The “visa wall” can only fall in mid-2010, and not at the beginning of the year as previously hoped, local Utrinski Vesnik daily reports. According to unnamed sources in the European Commission, the main reason for this is Germany’s suggestion to the EC to wait until its federal election in September.
The newspaper claims that Germany is also annoyed by Serbia’s alleged practice of issuing its own passports to Kosovo Albanians. Kosovo is not yet prepared for visa scrapping, Brussels says.
“The optimism in the EC about the visa liberalisation is stagnating and it is hard to predict. The main reasons are the signals form Berlin,” an unnamed EC source was cited as saying.

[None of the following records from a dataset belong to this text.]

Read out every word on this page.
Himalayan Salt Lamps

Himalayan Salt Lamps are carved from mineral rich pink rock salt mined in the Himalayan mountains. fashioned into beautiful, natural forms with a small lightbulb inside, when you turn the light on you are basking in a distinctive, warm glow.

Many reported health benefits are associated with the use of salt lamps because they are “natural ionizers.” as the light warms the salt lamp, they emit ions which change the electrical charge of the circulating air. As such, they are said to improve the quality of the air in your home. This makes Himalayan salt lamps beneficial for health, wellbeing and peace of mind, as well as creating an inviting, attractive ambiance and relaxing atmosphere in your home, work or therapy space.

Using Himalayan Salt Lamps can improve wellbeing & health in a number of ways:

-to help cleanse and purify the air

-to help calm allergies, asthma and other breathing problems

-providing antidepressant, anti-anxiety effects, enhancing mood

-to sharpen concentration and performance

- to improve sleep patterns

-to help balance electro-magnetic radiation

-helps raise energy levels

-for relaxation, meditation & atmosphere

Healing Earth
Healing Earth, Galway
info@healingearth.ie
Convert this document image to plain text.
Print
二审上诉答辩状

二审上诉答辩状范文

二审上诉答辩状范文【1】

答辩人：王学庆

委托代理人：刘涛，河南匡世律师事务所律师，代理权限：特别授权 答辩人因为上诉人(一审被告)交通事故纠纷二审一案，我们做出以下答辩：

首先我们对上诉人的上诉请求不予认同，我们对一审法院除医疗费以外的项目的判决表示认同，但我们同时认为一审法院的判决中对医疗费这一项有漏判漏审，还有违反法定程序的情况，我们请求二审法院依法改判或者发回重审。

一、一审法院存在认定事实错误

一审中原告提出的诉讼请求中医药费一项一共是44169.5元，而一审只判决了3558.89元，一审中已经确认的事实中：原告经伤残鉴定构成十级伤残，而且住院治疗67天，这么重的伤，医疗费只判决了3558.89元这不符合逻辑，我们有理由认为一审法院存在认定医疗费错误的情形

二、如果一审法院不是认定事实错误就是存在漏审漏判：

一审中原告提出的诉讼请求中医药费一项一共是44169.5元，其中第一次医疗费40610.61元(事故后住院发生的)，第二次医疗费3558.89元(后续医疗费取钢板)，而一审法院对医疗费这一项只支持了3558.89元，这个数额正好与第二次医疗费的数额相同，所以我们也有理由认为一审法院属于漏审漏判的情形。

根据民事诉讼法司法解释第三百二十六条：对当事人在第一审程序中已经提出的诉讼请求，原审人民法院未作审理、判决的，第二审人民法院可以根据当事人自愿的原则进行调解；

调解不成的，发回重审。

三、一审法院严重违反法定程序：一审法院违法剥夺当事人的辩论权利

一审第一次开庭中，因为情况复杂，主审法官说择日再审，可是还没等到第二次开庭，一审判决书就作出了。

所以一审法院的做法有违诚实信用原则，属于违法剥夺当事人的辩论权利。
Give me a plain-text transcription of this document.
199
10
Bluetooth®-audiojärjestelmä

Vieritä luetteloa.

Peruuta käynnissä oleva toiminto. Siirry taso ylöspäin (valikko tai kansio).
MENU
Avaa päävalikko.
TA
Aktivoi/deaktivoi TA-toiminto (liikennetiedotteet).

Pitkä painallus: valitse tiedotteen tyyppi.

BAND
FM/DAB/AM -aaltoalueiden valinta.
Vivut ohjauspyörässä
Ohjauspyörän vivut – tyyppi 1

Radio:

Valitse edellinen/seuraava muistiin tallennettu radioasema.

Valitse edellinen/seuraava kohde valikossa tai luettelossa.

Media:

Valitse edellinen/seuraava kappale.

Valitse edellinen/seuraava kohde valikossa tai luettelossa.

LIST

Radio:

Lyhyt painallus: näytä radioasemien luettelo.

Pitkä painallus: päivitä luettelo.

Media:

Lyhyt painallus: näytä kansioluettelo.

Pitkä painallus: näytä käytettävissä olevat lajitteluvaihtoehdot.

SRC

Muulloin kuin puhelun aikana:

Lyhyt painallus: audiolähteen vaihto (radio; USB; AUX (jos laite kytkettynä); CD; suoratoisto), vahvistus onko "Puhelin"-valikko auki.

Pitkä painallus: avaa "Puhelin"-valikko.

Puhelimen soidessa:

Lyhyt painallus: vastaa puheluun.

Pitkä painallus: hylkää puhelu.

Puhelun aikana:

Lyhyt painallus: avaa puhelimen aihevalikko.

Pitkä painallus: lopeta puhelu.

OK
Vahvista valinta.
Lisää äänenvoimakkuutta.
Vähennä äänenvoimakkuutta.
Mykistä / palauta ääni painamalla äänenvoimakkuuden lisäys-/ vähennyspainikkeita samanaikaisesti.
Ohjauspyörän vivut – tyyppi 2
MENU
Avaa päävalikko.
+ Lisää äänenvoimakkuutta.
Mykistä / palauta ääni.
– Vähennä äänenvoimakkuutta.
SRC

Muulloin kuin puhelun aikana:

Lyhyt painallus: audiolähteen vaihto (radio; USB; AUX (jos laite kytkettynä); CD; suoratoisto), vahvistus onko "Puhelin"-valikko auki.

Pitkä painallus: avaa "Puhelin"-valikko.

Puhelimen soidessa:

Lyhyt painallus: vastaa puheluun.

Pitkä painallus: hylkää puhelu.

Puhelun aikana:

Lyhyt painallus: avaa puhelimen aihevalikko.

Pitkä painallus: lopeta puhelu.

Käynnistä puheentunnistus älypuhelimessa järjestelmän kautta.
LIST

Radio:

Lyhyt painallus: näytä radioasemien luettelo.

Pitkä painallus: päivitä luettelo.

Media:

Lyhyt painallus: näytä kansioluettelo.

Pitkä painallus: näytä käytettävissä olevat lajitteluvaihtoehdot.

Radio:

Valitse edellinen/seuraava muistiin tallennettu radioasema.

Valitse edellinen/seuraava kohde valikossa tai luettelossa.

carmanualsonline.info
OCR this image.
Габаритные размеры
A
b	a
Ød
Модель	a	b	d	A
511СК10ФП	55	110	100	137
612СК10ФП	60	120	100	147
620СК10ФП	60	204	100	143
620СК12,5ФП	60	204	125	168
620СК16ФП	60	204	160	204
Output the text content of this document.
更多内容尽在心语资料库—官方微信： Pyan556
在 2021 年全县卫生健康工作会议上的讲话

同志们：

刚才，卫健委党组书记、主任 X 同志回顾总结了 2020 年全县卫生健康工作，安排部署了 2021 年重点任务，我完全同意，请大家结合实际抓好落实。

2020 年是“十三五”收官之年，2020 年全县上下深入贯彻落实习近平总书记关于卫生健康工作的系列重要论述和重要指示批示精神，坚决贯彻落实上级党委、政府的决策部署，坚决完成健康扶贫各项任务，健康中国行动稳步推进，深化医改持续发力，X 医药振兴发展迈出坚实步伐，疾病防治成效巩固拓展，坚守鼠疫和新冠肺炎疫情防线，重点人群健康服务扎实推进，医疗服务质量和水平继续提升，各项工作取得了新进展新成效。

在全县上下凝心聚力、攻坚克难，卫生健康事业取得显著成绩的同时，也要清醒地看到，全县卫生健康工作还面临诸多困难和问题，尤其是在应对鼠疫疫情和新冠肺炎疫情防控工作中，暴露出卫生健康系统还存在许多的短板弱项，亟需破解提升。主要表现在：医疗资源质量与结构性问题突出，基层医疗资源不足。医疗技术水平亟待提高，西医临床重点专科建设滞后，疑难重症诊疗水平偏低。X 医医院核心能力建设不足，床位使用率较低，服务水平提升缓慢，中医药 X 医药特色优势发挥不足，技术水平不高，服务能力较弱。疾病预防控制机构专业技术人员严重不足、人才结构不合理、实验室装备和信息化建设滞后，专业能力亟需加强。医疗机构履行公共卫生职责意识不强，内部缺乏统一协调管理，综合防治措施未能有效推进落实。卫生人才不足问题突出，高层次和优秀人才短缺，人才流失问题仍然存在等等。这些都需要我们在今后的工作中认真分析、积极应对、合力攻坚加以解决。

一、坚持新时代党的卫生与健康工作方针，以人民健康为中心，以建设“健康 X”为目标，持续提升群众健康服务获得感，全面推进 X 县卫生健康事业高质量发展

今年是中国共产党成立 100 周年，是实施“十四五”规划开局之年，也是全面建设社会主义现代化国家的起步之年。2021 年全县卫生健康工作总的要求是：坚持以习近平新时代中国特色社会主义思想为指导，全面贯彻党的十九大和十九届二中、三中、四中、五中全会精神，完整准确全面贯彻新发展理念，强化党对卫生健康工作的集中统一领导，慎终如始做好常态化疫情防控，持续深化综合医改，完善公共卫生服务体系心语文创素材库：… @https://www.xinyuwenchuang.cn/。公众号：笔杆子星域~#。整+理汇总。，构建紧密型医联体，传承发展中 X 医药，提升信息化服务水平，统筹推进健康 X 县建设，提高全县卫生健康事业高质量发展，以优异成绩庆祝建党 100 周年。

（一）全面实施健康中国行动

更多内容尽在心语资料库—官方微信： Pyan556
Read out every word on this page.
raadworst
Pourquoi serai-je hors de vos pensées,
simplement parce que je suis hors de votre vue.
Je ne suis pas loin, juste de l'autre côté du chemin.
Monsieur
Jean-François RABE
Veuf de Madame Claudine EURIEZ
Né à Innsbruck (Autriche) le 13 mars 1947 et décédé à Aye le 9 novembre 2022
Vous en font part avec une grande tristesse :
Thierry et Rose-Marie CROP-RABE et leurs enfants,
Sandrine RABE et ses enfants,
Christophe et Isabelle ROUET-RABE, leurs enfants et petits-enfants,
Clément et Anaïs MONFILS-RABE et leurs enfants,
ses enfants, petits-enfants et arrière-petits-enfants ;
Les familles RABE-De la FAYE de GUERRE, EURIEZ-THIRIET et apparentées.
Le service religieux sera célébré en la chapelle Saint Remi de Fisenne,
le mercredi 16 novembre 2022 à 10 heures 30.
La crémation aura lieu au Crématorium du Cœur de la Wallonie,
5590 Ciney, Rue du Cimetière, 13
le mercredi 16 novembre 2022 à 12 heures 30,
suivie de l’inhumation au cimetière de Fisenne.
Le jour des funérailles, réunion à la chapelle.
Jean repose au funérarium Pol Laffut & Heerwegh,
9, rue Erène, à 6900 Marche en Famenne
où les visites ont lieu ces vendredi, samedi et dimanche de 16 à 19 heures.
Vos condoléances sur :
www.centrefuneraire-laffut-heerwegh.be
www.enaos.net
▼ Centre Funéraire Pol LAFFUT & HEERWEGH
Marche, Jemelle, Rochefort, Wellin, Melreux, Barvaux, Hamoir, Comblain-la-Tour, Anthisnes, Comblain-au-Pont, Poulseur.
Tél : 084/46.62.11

EU’s enlargement commissioner Olli Rehn repeated in the past few months that the countries are eligible for this historic step. Macedonia was mentioned as frontrunner.
Macedonia, it is claimed, could still be immune from the latest developments and granted visa liberalisation first.
“Macedonia fulfils almost all criteria, but without a package with Serbia, the country would have Germany, France and Spain against it,” an unnamed European diplomat is quoted as saying.
Balkan countries complain that the difficult visa procedures deter people from travel and hamper the bussinesses.
For almost half of Macedonia’s citizens the annulment of Schengen visa requirements is a top priority, this month’s opinion poll by the the local Institute for Democracy shows.